Dot and Tim

The Misses Nine burst out of school in a great state of excitement at the start of the year. Their friend’s guinea pig had babies and they were very cute and they needed homes and please, mum, please.

“Ask your father,” I said.

Their father likes to think that he’s firm and fair and loving with the girls. Mmmm…. whatever. He said yes.

Miss Nine the younger had fallen in love with one wee pig, called Dot, so we agreed that she could have Dot, and Miss Nine the elder could have one of the same sex – we don’t want to have proliferating guinea pigs. So a week or two later, home they came.

Meet Dot:


Dot - a brown guinea pig with a small white dot on her nose

And Tim:


Tim - a brown guinea pig with a white 't' on her face

They’re small and brown and very cute. Dot has numerous cowlicks, and a small white dot on her nose. Tim has smoother fur, and she has a white “T” on her face. Yes, that name is challenging, genderwise, but we’re getting used to it.

The guinea piglets themselves are fun, but what I am enjoying most is seeing my little girls take responsibility for them. The girls are very conscientious about cleaning out their hutch, and feeding them. Every morning before school they pick a big handful of grass, and check that the piglets have enough water. In the evening they refresh the piglets’ hay, and give them some more food pellets, and chop up some fresh vegies for them. We’ve found that they like broccoli stalks, but not broccoli heads, that they’re not so fond of brussels sprouts, but they love apples and carrots. A couple of times a week, the girls clean the hutch out thoroughly, and replace all the bedding and hay.

But even better, they are actively concerned with the little creatures. They worry about their comfort, and cuddle them close, and speak lovingly to them. My girls have always had a fair amount of concern for other people and other creatures, but they seem to be learning how to translate that concern into positive action, thinking about what the piglets might need, and working out how to meet that need. And they have something small and cute and furry to love.
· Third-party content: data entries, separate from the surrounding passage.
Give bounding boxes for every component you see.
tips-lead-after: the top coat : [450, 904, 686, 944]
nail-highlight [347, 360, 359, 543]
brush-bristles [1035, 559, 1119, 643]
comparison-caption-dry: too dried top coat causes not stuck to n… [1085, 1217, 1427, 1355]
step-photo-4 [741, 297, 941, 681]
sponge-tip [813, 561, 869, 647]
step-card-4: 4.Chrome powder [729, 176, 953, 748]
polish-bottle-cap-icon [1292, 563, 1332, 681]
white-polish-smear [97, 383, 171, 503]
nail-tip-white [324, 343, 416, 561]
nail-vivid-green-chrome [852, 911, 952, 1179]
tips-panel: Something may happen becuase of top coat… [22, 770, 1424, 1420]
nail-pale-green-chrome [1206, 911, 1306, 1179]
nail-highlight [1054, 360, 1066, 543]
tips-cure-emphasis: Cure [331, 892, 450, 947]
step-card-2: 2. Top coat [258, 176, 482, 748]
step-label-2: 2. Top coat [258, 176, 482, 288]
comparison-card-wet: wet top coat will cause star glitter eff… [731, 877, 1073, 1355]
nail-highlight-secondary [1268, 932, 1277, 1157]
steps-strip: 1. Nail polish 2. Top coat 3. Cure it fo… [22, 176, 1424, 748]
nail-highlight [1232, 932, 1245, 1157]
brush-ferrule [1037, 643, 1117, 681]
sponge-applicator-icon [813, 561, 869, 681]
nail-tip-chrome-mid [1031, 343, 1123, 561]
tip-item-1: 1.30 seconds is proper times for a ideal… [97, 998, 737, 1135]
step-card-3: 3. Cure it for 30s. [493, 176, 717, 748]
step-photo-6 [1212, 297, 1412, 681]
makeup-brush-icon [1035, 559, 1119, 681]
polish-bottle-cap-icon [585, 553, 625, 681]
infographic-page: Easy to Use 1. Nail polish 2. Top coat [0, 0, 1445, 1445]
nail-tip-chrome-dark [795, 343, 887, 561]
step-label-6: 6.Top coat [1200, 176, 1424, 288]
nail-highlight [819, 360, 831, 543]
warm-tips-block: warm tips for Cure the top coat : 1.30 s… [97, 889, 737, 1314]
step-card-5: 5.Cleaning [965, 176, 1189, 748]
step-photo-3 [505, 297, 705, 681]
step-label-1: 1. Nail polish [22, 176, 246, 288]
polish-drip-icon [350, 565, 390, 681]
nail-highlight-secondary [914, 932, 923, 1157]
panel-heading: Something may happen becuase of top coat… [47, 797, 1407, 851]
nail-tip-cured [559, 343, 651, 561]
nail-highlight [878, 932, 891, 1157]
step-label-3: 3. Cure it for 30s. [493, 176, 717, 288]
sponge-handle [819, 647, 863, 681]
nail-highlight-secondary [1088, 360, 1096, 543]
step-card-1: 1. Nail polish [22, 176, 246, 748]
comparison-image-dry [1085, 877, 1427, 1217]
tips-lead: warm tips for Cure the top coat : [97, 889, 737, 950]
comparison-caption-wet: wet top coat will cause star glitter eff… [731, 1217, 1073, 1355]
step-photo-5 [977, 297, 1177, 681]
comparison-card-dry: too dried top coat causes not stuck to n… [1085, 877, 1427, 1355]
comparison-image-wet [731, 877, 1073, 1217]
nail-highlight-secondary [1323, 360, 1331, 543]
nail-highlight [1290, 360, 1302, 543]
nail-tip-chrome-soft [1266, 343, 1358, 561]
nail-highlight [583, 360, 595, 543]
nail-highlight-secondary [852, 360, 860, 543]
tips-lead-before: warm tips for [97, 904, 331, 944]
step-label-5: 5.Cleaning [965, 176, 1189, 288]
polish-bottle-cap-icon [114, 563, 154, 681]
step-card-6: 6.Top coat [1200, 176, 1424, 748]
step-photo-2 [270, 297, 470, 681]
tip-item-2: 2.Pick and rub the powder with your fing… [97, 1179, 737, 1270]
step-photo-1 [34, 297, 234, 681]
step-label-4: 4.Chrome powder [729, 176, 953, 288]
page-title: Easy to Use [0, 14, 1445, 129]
Dot and Tim send a snuffle and a squeak to Cardamom and Pepper.


9 comments on “Dot and Tim

  1. Chally says:

    Awwwwwwwwwwwwwwwwwwww! Bloggy piggy buddies :D.

  2. Mindy says:

    I realised this morning we do have a guinea pig of sorts – a ZuZu pet. Safe, mostly, from the cats but not a patch on the real thing.

  3. M-H says:

    My Dan always wanted ‘piggie gins’ as he called them. But after The Great Mouse Event of 1981 (it involved the cleaning of the mouse cage, a cat and blood) we only had outside pets. like cats and rabbits. I won’t go into details about the Rabbit That Got Away, got impregnated before returning, then had babies which she ate… Draw the veil.

    I’m glad your two are being responsible. They are at a good age for this.l

  4. Helen says:

    We’ve found that they like broccoli stalks, but not broccoli heads

    Hey, that’s handy! I wonder if they’d also go for the more tasteless stalky bits from silver beet / bok choy?

    • Deborah says:

      They love bok choy stalks. We don’t eat silverbeet ourselves, so I don’t know about that.

      The girls have pointed out that Dot and Tim eat more vegies than they do. #parentingfail

  5. Mindy says:

    My cats eat more mice than my children do, but I don’t feel that I’ve failed as a parent. They also eat more tinned cat food and slightly more dry cat food than my five year old. So I don’t think you can really call it a parenting fail.

    @MH – that is one hell of a pet rabbit story. We don’t have a pet rabbit because the kids would get upset when the cat ate it. Not if, when. Also, I would never live it down at work, especially if I get put on the pest animal team.

  6. Carol says:

    Dot and Tim are very sweet, and the wee girls sound very sweet as well.
    When he was roundabout Year 4, my lad’s class had an empathy exercise which involved taking care of a fresh egg for a week and taking it everywhere with them. It was a bit alarming how some of the children treated their eggs – some of them raced their eggs down the slide. I was quite proud of the tender care that my lad took of his egg – he made it a fur-lined home in an egg carton and provided it with all kinds of imaginary comforts. It lasted the whole week easily (then we made it into a bacon and egg pie 🙂

  7. Katherine says:

    Another food to try is fresh parsley – feed it to them stalk first for extra cuteness. Ours loved bamboo leaves too, but bamboo is quite time-consuming to pick even if you find a bit out in the wild that you can harvest a bit of.

    If they haven’t already, you might like to get the girls to find out what guinea pigs *shouldn’t* eat, I don’t remember much myself but have a vague nagging suspicion that buttercup is poisonous to them.